Was not a fan of Dark Fate, but I have to complete my collection so will eventually pick it up on 4K, but will be when the price drops down to 10 or less. Nothing else releasing I have any interest in. Parasite will be a PPV as I always find these heavily touted movies to not be "all that" when I eventually see them.
Did Josh Katz just give a halfway decent review of the abomination that is Terminator Dark Fate, and then go on to completely destroy Motherless Brooklyn??!!
Motherless Brooklyn is easily the better film of the two! He didn't even mention the great Daniel Pemberton/Thom Yorke score or the fantastic production design.

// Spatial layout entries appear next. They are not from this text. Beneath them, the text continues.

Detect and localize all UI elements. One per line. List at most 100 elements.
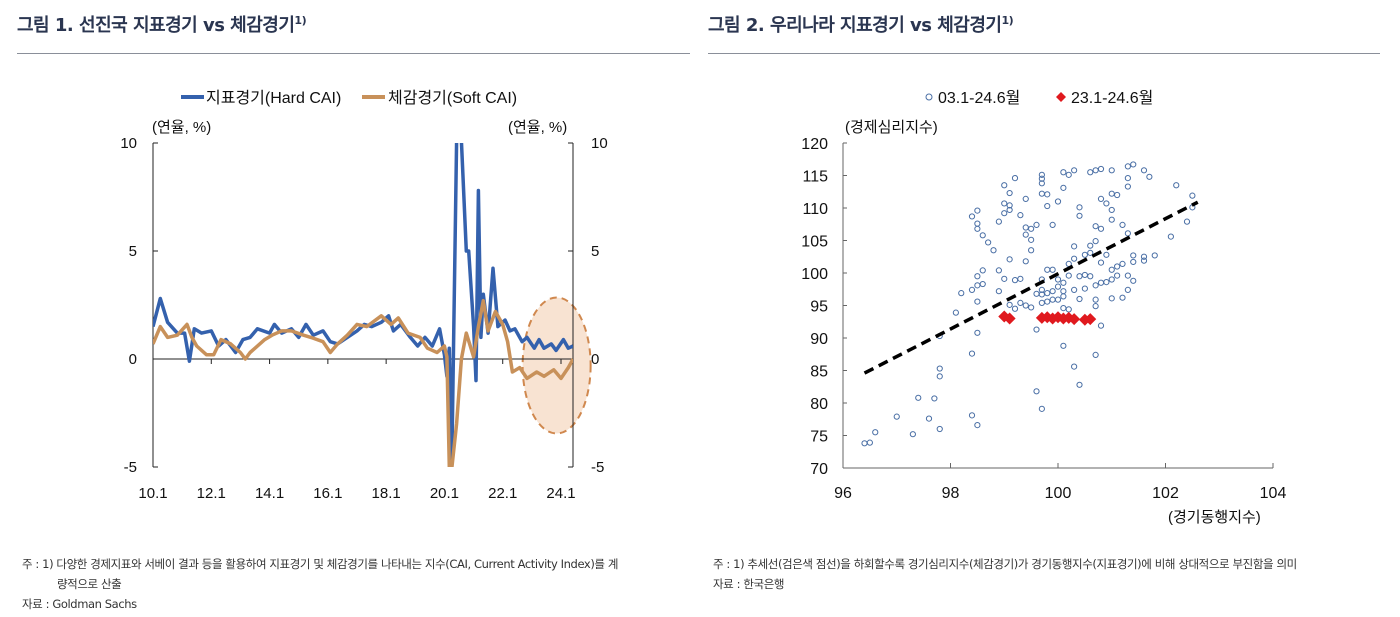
scatter-point xyxy=(968,350,976,357)
scatter-point xyxy=(1087,249,1094,256)
scatter-point xyxy=(1060,293,1067,300)
right-axis-unit-label: (연율, %) xyxy=(508,119,567,136)
scatter-point xyxy=(872,429,879,436)
scatter-point xyxy=(1044,290,1051,297)
charts-svg: 지표경기(Hard CAI) 체감경기(Soft CAI) (연율, %) (연… xyxy=(120,89,1286,526)
scatter-point xyxy=(1033,326,1040,333)
scatter-point xyxy=(1087,273,1094,280)
scatter-point xyxy=(1087,242,1094,249)
scatter-point xyxy=(1049,296,1056,303)
scatter-point xyxy=(931,395,938,402)
scatter-point xyxy=(1108,266,1115,273)
figure1-rule xyxy=(17,53,690,54)
x-tick-label: 14.1 xyxy=(255,485,284,502)
scatter-point xyxy=(1071,243,1078,250)
figure1-note: 주 : 1) 다양한 경제지표와 서베이 결과 등을 활용하여 지표경기 및 체… xyxy=(22,557,619,571)
scatter-point xyxy=(979,267,986,274)
x-tick-label: 98 xyxy=(942,485,960,502)
scatter-point xyxy=(1028,304,1035,311)
scatter-point xyxy=(1081,251,1088,258)
scatter-point xyxy=(1097,195,1105,202)
scatter-point xyxy=(1022,258,1029,265)
scatter-point xyxy=(1108,216,1115,223)
scatter-point xyxy=(1054,276,1062,283)
scatter-point xyxy=(1124,183,1131,190)
scatter-point xyxy=(1124,175,1131,182)
scatter-point xyxy=(1119,294,1126,301)
scatter-point xyxy=(936,365,943,372)
figure1-title: 그림 1. 선진국 지표경기 vs 체감경기1) xyxy=(17,14,307,38)
scatter-point xyxy=(1076,204,1083,211)
scatter-point xyxy=(1038,180,1045,187)
right-y-tick-label: -5 xyxy=(591,459,604,476)
scatter-point xyxy=(1001,275,1008,282)
scatter-point xyxy=(1044,202,1051,210)
x-tick-label: 96 xyxy=(834,485,852,502)
scatter-point xyxy=(1006,301,1013,308)
scatter-point xyxy=(1038,175,1045,182)
scatter-point xyxy=(909,431,916,438)
scatter-point xyxy=(1022,195,1029,202)
scatter-point xyxy=(995,267,1002,274)
scatter-point xyxy=(1092,303,1099,310)
scatter-point xyxy=(1065,272,1072,279)
scatter-point xyxy=(979,280,986,288)
scatter-point xyxy=(1006,202,1013,209)
scatter-point xyxy=(974,273,981,280)
scatter-point xyxy=(1097,322,1105,329)
trend-line xyxy=(863,200,1199,375)
x-tick-label: 102 xyxy=(1152,485,1179,502)
scatter-point xyxy=(1028,225,1035,232)
scatter-point xyxy=(1071,167,1078,174)
scatter-point xyxy=(1049,266,1056,273)
legend-soft-cai-label: 체감경기(Soft CAI) xyxy=(388,89,517,107)
scatter-point xyxy=(968,286,976,293)
scatter-point xyxy=(974,207,981,214)
right-y-tick-label: 0 xyxy=(591,351,599,368)
scatter-point xyxy=(1124,272,1131,279)
scatter-point xyxy=(1124,286,1131,293)
scatter-point xyxy=(985,239,992,246)
legend-circle-marker xyxy=(925,93,933,101)
recent-diamond-point xyxy=(1084,313,1097,326)
scatter-point xyxy=(1071,255,1078,262)
y-tick-label: 110 xyxy=(802,201,828,218)
scatter-point xyxy=(1108,295,1115,302)
scatter-point xyxy=(936,373,943,380)
scatter-point xyxy=(1108,190,1115,197)
y-tick-label: 115 xyxy=(802,169,828,186)
scatter-point xyxy=(1124,230,1131,237)
scatter-point xyxy=(1001,182,1008,189)
y-tick-label: 105 xyxy=(801,234,828,251)
scatter-point xyxy=(1183,218,1191,225)
scatter-point xyxy=(866,439,873,446)
scatter-point xyxy=(1060,342,1067,349)
scatter-point xyxy=(1092,238,1099,245)
y-tick-label: 100 xyxy=(801,266,828,283)
scatter-point xyxy=(974,329,981,336)
scatter-point xyxy=(1092,282,1099,289)
scatter-point xyxy=(995,218,1002,225)
scatter-point xyxy=(1028,247,1035,254)
y-axis-label: (경제심리지수) xyxy=(845,119,938,136)
scatter-point xyxy=(1065,306,1072,313)
y-tick-label: 90 xyxy=(810,331,828,348)
scatter-point xyxy=(1038,171,1045,178)
scatter-point xyxy=(1011,305,1019,312)
scatter-point xyxy=(1092,167,1099,174)
scatter-point xyxy=(1049,288,1056,295)
scatter-point xyxy=(1130,252,1137,259)
x-tick-label: 22.1 xyxy=(488,485,517,502)
scatter-point xyxy=(1011,175,1019,182)
scatter-point xyxy=(1022,231,1029,238)
scatter-point xyxy=(1097,165,1105,173)
scatter-point xyxy=(979,232,986,239)
left-y-tick-label: 0 xyxy=(129,351,137,368)
scatter-point xyxy=(1097,225,1105,232)
scatter-point xyxy=(1167,233,1174,240)
scatter-point xyxy=(1119,221,1126,228)
scatter-point xyxy=(1097,259,1105,266)
right-y-tick-label: 10 xyxy=(591,135,608,152)
scatter-point xyxy=(1076,381,1083,388)
scatter-point xyxy=(1081,271,1088,279)
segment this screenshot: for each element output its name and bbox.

I've wanted to see Parasite since it debuted at the Telluride Film Festival. I don't even care about paying full price for it. It will be here tomorrow, and I'm excited beyond description. My only experience with Bong Joon-ho's work as a director came from Snowpiercer, which I thought was fantastic. Since I'm making a concerted effort to expose myself to more contemporary foreign film, this was a must have. I'm also pumped that Fail-Safe is finally getting a long overdue blu-ray release. A century from now, when all that are now living are dead and buried (save for Keith Richards, who will never die) Sidney Lumet will rightfully be looked upon as one of the Twentieth Century's great directors. Fail-Safe is on the same level, for me, as Seven Days in May, and the Manchurian Candidate. All are eerily relevant today. It may not be as well known as some of his works-Network, Dog Day Afternoon, The Verdict, 12 Angry Men-but it's on their level. I'll grab Bell, Book and Candle, also, when it comes down in price a bit.
Already got my copies of Parasite and Set 5 of JoJo in the mail. I'll be getting the SteelBook for Terminator on Thursday, and I might pick up that re-issue of the Kite Runner because I haven't bought it previously.
Tried to watch Dark Fate. Didn't get past the first 30 minutes, just couldn't take it anymore. I'm a huge terminator fan (yeah, even 3), and that's the problem.
Pre-ordered "Dark Fate" last week, picked it up yesterday. HUUUUGE "Terminator" fan who was completely on board with the change of direction and unexpected opening. I'd love to be able to say "Bring on more", but I know there won't be anything beyond this. If nothing else, I consider it to be a wonderful goodbye to the T800, in what might be Arnold's finest, most-nuanced performance as the character.
I watched Tammy in 4K on Shudder. In my opinion, spend the $6 or free trial for that instead of buying the 4K unless you already know you're a fan. It's an... interesting film.
I'll wait on the inevitable announcement of the Parasite 4K, and as with others, I'll wait until Black Friday pricing on Dark Fate.